L’invasion des tests non invasifs
Ce vocable désigne les analyses réalisables à partir d’une simple prise de sang, par opposition à celles qui nécessitent une biopsie, une amniocentèse ou un prélèvement de villosités choriales. Dans le contexte de cette chronique, il s’agit du sang de la future mère, mais, naturellement, du génome de l’enfant qu’elle porte. Comme je l’ai déjà indiqué [1], le sérum d’une femme enceinte contient un peu d’ADN fœtal. Celui-ci est inévitablement associé à de l’ADN maternel, en quantité dix ou vingt fois plus importante ; mais si l’on séquence ce mélange et que l’on procède ensuite à une analyse informatique appropriée, il devient possible - dans certaines limites - d’obtenir des informations sur le génome de l’enfant [2].
Paternité…
L’application la plus facile techniquement est le test de paternité non invasif décrit ici l’an dernier [1]. Dans ce cas, il suffit de s’intéresser à des allèles absents chez la mère pour pouvoir dire à coup sûr si le père putatif est bien le géniteur. Il n’est même pas nécessaire de séquencer : on effectue une analyse de l’ADN plasmatique de la future mère à l’aide d’une puce à ADN examinant des centaines de milliers de snip, et (par voie informatique) on soustrait de ce profil celui de l’ADN maternel obtenu grâce aux lymphocytes isolés à partir du même prélèvement. Le profil de l’ADN du père supposé est alors comparé à celui du fœtus : comme on dispose de milliers de snip, il est aisé de décider si les allèles « non maternels » du fœtus proviennent, ou non, du géniteur putatif. Ce test est actuellement proposé par de nombreuses entreprises [3], à des tarifs de l’ordre de mille dollars, et est sans doute largement utilisé, avec les problèmes éthiques et relationnels que l’on imagine. Bien entendu, il est totalement illégal dans notre pays, ce qui n’empêche pas au moins une entreprise de le proposer1.
Trisomie 21…
Une application moins problématique du point de vue éthique, et déjà très largement employée aux États-Unis, consiste à effectuer le diagnostic de trisomie 21 par cette méthode. Pour ce faire, l’ADN isolé à partir de quelques millilitres de sang maternel est séquencé de manière relativement superficielle (à une redondance nettement inférieure à 1), et l’on compte le nombre de fois où des séquences spécifiques du chromosome 21 sont retrouvées, sans tenter de distinguer ce qui provient de la mère ou du fœtus. Bien que l’ADN maternel représente de 80 à 95 % de l’échantillon, il s’avère que la petite augmentation de la représentation du chromosome 21 due à la trisomie de l’embryon peut être détectée de manière fiable [4, 5] avec, dans le meilleur des cas, une sensibilité de 100 % et une spécificité de 97,9 % [4]. Naturellement, plus on séquence, plus le résultat est fiable ; d’un autre côté, on cherche à « multiplexer »2 le plus possible les analyses afin de réduire leur coût unitaire. Il y a là un compromis que le progrès continu des machines rend de moins en moins critique.

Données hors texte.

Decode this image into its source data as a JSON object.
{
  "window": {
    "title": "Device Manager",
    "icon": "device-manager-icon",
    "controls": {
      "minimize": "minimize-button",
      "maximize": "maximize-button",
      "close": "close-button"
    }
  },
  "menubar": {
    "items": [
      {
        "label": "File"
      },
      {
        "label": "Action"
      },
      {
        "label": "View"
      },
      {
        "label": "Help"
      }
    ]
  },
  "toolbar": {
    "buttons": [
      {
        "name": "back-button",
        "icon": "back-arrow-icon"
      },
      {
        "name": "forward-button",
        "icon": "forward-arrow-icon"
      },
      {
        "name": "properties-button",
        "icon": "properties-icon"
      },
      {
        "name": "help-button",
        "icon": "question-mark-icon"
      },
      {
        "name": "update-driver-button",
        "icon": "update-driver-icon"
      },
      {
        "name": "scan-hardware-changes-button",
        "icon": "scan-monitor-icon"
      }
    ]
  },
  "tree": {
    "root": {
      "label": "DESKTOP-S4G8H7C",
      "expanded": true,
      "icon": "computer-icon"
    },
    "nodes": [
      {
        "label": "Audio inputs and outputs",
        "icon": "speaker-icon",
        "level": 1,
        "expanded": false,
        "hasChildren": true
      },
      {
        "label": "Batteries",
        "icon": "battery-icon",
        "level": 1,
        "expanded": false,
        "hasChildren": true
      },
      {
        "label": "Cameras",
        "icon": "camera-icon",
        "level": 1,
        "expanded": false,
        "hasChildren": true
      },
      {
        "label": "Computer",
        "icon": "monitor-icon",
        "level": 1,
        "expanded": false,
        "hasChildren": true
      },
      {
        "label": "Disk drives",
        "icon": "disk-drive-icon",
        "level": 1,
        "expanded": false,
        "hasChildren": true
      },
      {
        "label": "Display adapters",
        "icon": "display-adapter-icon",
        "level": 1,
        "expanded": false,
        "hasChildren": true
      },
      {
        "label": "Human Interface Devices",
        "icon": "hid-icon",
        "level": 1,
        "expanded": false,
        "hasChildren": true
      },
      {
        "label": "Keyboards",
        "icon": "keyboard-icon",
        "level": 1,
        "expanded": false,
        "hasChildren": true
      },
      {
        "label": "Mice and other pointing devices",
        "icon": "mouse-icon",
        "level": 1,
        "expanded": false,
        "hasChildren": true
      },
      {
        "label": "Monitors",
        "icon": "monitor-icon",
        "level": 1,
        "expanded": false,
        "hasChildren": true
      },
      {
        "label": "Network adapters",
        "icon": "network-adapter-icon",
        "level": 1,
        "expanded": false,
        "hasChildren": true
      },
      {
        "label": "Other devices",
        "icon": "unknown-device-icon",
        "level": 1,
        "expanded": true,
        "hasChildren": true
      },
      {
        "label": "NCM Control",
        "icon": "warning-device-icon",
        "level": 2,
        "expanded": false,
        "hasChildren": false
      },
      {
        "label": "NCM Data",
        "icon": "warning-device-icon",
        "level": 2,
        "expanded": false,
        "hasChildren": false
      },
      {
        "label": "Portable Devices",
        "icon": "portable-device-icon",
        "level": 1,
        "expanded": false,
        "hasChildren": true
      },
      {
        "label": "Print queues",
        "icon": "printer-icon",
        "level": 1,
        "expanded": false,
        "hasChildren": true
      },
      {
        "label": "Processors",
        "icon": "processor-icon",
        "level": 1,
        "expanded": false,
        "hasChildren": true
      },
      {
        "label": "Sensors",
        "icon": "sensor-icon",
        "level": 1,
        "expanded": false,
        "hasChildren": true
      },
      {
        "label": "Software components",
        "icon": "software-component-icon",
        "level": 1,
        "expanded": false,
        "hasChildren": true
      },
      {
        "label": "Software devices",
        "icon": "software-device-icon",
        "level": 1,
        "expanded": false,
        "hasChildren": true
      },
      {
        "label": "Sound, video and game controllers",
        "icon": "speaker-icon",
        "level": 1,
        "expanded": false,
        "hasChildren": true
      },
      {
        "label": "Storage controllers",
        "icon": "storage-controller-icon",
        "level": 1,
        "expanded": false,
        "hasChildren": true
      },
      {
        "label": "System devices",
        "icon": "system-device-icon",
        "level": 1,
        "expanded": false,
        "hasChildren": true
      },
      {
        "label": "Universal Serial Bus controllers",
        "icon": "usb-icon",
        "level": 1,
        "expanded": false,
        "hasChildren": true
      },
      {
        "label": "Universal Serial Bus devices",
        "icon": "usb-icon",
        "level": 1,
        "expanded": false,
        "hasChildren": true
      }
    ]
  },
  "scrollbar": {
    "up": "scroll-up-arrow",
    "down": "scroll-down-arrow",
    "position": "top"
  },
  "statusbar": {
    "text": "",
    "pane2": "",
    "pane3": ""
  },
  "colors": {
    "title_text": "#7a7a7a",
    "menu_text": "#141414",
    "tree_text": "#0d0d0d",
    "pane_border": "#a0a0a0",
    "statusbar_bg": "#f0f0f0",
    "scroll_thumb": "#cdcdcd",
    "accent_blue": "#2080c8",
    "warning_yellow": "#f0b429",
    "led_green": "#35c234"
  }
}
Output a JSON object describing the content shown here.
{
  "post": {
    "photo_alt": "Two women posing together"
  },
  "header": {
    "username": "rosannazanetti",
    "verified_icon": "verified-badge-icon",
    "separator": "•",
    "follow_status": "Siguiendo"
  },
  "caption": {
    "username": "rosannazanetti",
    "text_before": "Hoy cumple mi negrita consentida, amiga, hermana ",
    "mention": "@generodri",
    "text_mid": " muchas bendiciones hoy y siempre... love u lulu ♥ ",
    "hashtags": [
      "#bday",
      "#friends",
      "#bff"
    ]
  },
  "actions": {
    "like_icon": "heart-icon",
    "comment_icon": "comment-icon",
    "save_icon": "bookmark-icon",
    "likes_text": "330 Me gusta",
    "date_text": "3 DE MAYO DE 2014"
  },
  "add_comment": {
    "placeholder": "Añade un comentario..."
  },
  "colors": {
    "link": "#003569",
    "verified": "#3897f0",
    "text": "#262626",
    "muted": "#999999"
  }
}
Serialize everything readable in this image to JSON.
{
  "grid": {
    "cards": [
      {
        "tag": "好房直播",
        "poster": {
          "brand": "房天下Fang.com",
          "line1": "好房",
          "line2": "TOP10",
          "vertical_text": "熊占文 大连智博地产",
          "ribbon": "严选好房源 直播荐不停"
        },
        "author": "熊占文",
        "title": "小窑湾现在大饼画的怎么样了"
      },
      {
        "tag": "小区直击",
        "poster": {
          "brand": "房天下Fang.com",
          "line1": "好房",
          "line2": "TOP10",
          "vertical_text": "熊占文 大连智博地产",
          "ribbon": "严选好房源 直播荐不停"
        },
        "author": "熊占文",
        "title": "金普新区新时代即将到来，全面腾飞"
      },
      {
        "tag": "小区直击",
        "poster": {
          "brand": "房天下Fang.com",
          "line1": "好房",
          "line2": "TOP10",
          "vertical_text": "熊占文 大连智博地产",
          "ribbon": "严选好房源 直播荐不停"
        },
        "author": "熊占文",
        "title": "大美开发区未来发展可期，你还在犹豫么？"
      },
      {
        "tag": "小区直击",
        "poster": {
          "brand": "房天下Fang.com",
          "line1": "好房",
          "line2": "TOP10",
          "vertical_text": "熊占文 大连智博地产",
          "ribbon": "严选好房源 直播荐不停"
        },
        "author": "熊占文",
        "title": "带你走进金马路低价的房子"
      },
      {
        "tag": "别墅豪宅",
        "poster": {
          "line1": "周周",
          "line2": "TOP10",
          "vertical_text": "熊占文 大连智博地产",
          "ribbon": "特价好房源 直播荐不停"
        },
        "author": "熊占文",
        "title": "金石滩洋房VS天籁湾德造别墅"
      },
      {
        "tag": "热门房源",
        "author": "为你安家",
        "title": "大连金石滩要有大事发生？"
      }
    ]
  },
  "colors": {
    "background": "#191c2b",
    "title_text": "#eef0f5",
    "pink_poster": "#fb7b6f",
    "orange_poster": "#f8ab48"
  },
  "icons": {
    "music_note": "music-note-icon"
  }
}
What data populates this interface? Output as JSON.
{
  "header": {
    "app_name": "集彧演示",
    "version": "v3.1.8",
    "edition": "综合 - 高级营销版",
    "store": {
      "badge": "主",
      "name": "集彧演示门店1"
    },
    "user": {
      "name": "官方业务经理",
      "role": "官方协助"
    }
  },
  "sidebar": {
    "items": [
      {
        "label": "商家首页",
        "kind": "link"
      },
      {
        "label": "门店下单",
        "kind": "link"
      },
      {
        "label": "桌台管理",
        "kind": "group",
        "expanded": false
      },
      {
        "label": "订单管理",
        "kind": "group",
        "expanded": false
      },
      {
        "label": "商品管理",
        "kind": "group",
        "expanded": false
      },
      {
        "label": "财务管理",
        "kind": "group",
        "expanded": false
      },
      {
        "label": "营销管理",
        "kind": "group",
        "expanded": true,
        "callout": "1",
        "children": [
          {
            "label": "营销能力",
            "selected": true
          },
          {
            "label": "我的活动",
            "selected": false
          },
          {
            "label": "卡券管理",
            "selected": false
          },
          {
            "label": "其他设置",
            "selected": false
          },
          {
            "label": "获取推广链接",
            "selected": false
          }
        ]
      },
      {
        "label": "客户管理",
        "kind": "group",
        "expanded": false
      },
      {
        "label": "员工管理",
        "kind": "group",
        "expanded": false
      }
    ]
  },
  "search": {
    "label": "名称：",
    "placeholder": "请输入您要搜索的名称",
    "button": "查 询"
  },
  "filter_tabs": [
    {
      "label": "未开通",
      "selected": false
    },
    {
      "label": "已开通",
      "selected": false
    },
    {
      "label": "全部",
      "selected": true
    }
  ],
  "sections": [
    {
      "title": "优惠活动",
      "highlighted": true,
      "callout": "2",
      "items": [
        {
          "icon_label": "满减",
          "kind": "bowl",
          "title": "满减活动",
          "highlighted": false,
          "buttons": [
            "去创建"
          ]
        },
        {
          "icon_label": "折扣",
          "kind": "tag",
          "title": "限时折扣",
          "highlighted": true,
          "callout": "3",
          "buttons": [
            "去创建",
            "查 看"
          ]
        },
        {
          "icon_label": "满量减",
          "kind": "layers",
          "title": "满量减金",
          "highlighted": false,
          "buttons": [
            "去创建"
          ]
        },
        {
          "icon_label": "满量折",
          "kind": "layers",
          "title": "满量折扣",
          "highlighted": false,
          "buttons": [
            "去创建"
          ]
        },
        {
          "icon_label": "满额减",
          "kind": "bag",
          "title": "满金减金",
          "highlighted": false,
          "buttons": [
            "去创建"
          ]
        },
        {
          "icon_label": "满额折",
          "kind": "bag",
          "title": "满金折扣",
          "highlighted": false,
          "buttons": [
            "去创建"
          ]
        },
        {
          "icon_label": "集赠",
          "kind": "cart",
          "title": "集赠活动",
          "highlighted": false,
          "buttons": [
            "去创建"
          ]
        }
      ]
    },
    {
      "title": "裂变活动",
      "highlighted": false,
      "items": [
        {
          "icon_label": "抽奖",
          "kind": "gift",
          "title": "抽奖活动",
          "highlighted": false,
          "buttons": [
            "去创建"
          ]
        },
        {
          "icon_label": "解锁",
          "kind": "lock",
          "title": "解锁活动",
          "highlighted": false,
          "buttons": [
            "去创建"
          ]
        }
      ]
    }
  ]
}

Toujours est-il que ce test est effectivement commercialisé depuis plus d’un an par plusieurs entreprises aux États-Unis (Sequenom, Ariosa Diagnostics, Natera, et Verinata Health [récemment absorbée par Illumina]), ainsi que par Berry Genomics et BGI en Chine, et par LifeCodexx en Allemagne) (Figure 1).
Figure 1. Cliniques partenaires de LifeCodexx pour le test non invasif de trisomie 21. On notera la trés faible représentation de la France, liée à notre législation. Données extraites de www.lifecodexx.com. |
Ce diagnostic rencontre un très grand succès, et son adoption a été extrêmement rapide : déjà plus de 100 000 analyses pratiquées en 2012 aux États-Unis, chiffre qui va considérablement augmenter cette année. Il est pour le moment proposé essentiellement aux femmes « à haut risque » du fait de leur âge ou de leurs antécédents, mais ses promoteurs espèrent qu’il devienne systématique, auquel cas le marché se chiffrerait en milliards de dollars. Le tarif va de mille à trois mille dollars environ, et nombre de compagnies d’assurance le prennent déjà en charge. Il constitue un véritable progrès, évitant un grand nombre de processus invasifs : c’est seulement si le résultat est positif que l’on procèdera à une amniocentèse ou à un prélèvement de villosités choriales, et on élimine ainsi plus de 90 % des analyses invasives. De plus, dans un contexte où, aux États-Unis, le recours à l’interruption de grossesse devient de plus en plus difficile, le fait que ce test puisse être pratiqué dès dix semaines de grossesse est un indéniable avantage. Notons aussi que, dès maintenant, d’autres trisomies (13 et 18) peuvent être détectées par le même procédé et font déjà partie de certains des tests proposés.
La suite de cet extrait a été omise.